A note on using ci::signals
in a multi-threaded situation. To me, signals are a great solution in UI code, but in multi-threaded situations, especially in real-time sensitive situations such as audio and midi, they provide many shortcomings. For one, you need to be clear what thread you’re on in a callback especially if it isn’t the UI thread, since most graphics calls will cause undefined behavior (crash). Secondly, calling out from secondary real-time threads makes it difficult to ensure that everything will get processed fast enough to avoid glitches (in audio this would be an overrun, MIDI you would just be out of sync).
But I think there are generally two cases you’d want to cover: callbacks occurring on the main thread that are meant to affect visuals or UI. and callbacks occuring on a real-time thread that you want to use to trigger something (most commonly audio). In the former case, using ci::signals
will work just fine, as long as you emit them on the main thread (can be done with something like app::App::dispatchAsync()
or some sort of message queue). Here, you just want to schedule the callback as quick as possible and return to doing your real-time business.

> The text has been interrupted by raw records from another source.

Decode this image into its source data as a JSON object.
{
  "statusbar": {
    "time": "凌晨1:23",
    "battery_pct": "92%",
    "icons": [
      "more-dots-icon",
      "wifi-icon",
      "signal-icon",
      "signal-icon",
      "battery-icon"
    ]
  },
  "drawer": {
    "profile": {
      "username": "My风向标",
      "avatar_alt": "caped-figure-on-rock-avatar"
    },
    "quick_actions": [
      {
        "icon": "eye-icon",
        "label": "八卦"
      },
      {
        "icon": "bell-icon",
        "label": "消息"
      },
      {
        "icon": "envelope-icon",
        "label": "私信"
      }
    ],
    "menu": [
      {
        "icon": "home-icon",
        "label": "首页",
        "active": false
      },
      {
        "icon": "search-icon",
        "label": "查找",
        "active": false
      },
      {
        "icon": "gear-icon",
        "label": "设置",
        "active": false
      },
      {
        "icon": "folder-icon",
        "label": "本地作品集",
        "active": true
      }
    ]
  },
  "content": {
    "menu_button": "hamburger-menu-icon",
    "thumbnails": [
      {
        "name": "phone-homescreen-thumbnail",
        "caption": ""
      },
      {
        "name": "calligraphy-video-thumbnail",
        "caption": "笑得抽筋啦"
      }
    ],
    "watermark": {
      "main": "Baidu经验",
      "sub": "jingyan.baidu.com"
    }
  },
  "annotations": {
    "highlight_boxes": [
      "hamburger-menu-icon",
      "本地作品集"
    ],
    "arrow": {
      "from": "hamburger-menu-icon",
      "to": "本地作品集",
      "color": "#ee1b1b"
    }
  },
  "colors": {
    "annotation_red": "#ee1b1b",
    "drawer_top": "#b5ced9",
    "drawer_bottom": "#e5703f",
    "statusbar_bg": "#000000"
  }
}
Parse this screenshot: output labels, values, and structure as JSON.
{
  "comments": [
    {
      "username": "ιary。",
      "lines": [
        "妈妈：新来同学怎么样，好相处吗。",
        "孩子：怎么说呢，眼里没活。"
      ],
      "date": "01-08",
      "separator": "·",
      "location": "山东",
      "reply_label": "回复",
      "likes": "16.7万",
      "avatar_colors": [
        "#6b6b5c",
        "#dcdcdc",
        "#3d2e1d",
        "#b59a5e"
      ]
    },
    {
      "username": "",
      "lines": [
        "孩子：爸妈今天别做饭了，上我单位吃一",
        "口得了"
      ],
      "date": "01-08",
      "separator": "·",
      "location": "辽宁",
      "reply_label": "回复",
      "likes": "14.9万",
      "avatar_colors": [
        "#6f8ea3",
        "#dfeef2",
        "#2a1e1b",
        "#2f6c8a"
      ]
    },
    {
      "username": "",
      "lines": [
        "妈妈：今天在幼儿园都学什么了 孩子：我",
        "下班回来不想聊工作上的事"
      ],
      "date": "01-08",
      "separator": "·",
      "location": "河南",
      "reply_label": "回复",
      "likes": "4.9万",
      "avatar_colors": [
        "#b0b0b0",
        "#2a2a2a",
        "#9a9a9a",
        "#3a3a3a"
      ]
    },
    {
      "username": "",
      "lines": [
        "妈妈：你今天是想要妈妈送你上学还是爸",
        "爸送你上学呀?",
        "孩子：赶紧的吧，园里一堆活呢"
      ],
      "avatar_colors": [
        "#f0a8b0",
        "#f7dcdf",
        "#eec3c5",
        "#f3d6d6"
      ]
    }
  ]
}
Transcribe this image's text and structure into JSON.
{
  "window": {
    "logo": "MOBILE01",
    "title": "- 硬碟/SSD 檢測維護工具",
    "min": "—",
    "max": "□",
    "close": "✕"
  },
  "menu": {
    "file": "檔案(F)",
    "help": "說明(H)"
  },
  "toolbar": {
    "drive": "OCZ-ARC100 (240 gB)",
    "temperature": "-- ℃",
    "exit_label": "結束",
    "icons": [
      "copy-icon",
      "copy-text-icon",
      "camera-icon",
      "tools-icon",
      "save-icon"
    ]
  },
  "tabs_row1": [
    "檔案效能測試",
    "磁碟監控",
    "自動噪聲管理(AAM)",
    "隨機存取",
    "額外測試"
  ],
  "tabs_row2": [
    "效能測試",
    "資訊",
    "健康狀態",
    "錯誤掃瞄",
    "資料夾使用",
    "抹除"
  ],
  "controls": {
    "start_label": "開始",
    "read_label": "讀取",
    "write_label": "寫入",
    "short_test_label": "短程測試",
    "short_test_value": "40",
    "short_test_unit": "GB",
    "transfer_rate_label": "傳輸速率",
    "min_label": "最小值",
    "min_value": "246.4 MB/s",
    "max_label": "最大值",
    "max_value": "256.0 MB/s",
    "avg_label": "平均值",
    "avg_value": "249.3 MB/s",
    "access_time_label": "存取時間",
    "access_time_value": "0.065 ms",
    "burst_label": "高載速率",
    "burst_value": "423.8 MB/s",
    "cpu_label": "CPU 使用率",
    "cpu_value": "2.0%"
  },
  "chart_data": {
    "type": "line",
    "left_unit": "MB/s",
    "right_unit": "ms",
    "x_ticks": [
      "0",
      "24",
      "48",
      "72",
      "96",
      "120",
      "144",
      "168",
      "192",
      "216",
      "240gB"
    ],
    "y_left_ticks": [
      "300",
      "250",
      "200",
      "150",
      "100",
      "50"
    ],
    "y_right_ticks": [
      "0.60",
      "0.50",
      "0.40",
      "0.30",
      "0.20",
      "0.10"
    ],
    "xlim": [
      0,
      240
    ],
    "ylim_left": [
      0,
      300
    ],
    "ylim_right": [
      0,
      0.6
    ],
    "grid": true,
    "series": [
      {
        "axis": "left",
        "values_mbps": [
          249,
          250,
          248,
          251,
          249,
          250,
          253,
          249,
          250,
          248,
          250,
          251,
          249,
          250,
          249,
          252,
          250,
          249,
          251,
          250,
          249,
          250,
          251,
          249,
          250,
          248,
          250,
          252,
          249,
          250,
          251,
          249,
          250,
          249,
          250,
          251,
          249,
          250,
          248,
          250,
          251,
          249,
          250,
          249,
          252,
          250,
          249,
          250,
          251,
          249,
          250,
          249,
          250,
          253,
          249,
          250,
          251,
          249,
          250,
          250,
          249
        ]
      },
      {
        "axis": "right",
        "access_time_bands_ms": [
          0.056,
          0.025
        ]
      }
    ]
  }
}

The latter case is more intricate, and there usually isn’t a nice generic solution for it. @notlion can probably give some nice tips from experience here, and I can’t say I’ve ever personally needed to do this with MIDI, but I imagine that you need a mechanism more low level than signals to handle what should happen when a MIDI event fires on a real-time thread, and you want to schedule something else to occur in real-time (like start playback on an audio::GenNode
or something).
To be clear about the current ci::signals
limitations, emitting a signal from a background thread is fraught with peril. If a connection or disconnection happens from a different thread (ex. the main one) while the emit() is firing, you have trouble. This is especially difficult to avoid if you’re wisely using ci::signals::ScopedConnection
or ConnectionList
, as those will disconnect when they get destroyed and that is usually on the main thread. I’ve thought a bit about whether we could support this in the future and we probably could (either with a separate SignalMultithreaded
or some sort of deferred connection / disconnection technique), but so far the use cases haven’t justified the time invested to properly implement and test. People seem to want to do it, though.
If folks would like to explore more on how to design real-time callbacks for midi -> audio, I’d be happy to join in those discussions.
Also to note, fullbuild.sh isn’t deprecated, nor are the xcode projects shipped with cinder. For the time being, CMake is an alternative to using the xcode projects on OS X.